It’s Dr. Martin Luther King Jr. meets corporate social responsibility meets fair trade claims, and it’s literally just around the corner. Earlier this week, Starbucks CEO Howard Schultz announced a brilliant little community organizing scheme: to unify the many races of his apparently segregated clientele.
The everyday Starbucks goer may have already had the pleasure of a seeing a few more characters scratched onto his or her cup (in the signature black sharpie) Wednesday morning—in addition to the standard “2% milk” , “soy”, “non-fat”, “whipped” or “anything besides coffee.” Upon the request of Schultz, all Starbucks’ baristas a implored to write “Race Together” in print across the side of customers’ cups throughout the day. According to Mr. Shultz, the goal of the initiative is to get patrons and staff “talking about race.”
Perhaps Mr. Shultz is an acquaintance of Cornell alum Bill Nye ’77, who just this past month expressed on Bill Maher’s ’78 nightly program that the key to peace in the Western world and Central Europe with regards to deterring the spread of Islamic terror, is to “get to know [their] neighbors.”

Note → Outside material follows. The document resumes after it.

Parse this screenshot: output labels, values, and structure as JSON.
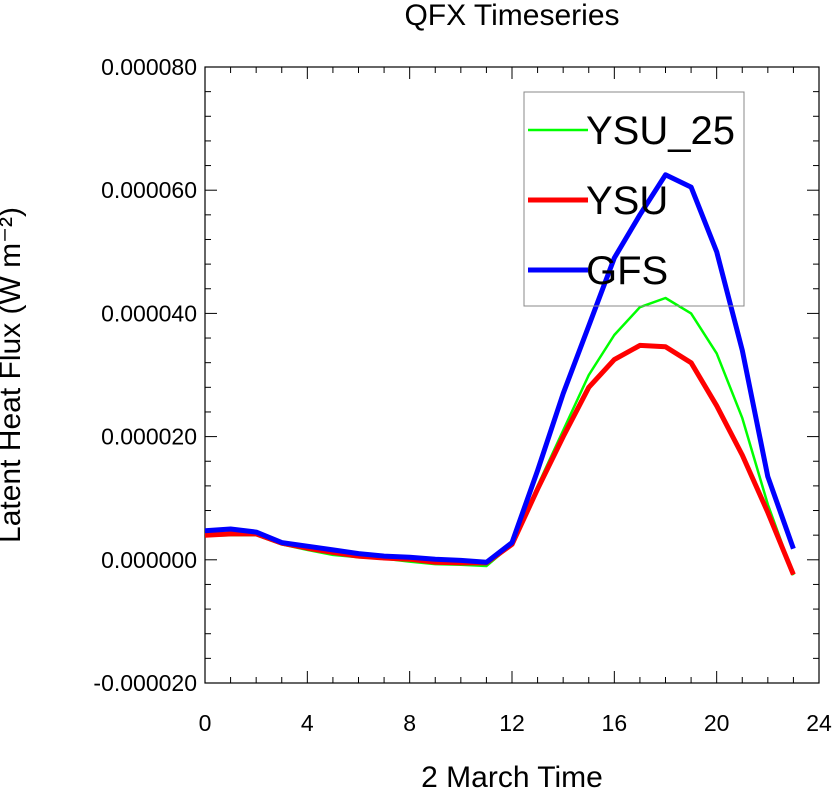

Not to discredit Mr. Shultz’s “altruistic” intent by comparing it to Mr. Nye’s, as the initiative seems quite positive, but the recent announcement and implementation of the “Race Together” movement has met much more criticism than praise over the past two days–not only externally (much of which has been over social media), but internally as well.
In an article published by Think Progress, a concerned black, gay Starbucks barista named Jaime Prater expressed how he supports the altruism of the initiative, but ultimately believes that the workplace is no such place to be having these highly personal and ideological discussions. He mentions that the “Race Together” initiative simply “[puts baristas] in a very difficult situation[s].”
Much to my not-surprise, when I stopped in for my regular evening decaf at the local Starbucks in Collegetown at 402 College Avenue, the barista who handed me my cup of piping hot, decaffeinated, corporately social responsible brew looked away bashfully, for there was no such label reading “Race Together.”
But even if she had mustered up the moxie to write “Race Together” on my cup, and was able to successfully bring the movement to my previously familiarized attention, I would still be left scratching my head at why Howard Schultz just doesn’t open up a store in Ferguson, Missouri. The seemingly-ubiquitous chain lacks a single store in Ferguson, a predominantly African-American community and home to much racial tension in the current day.
The plan would be simple: Mr. Shultz could just transfer a team of white employees to the new location in Ferguson and engage in whatever “Race(ing) Together” actually is. Back at their previous stores, these employees might not engage in much meaningful dialogue because, according to Think Progress, the company is over 60% white anyways.
What could be more effective than discussing the implications of racism while sipping a capuchino? Where better to meet the black victims of racism than a Starbucks. Trading in their food stamps for a latte and brioche? As a working class liberal I simply shake my head at this nonsense. I know how conservatives must feel when they are harnessed with the ideas of Sarah Palin.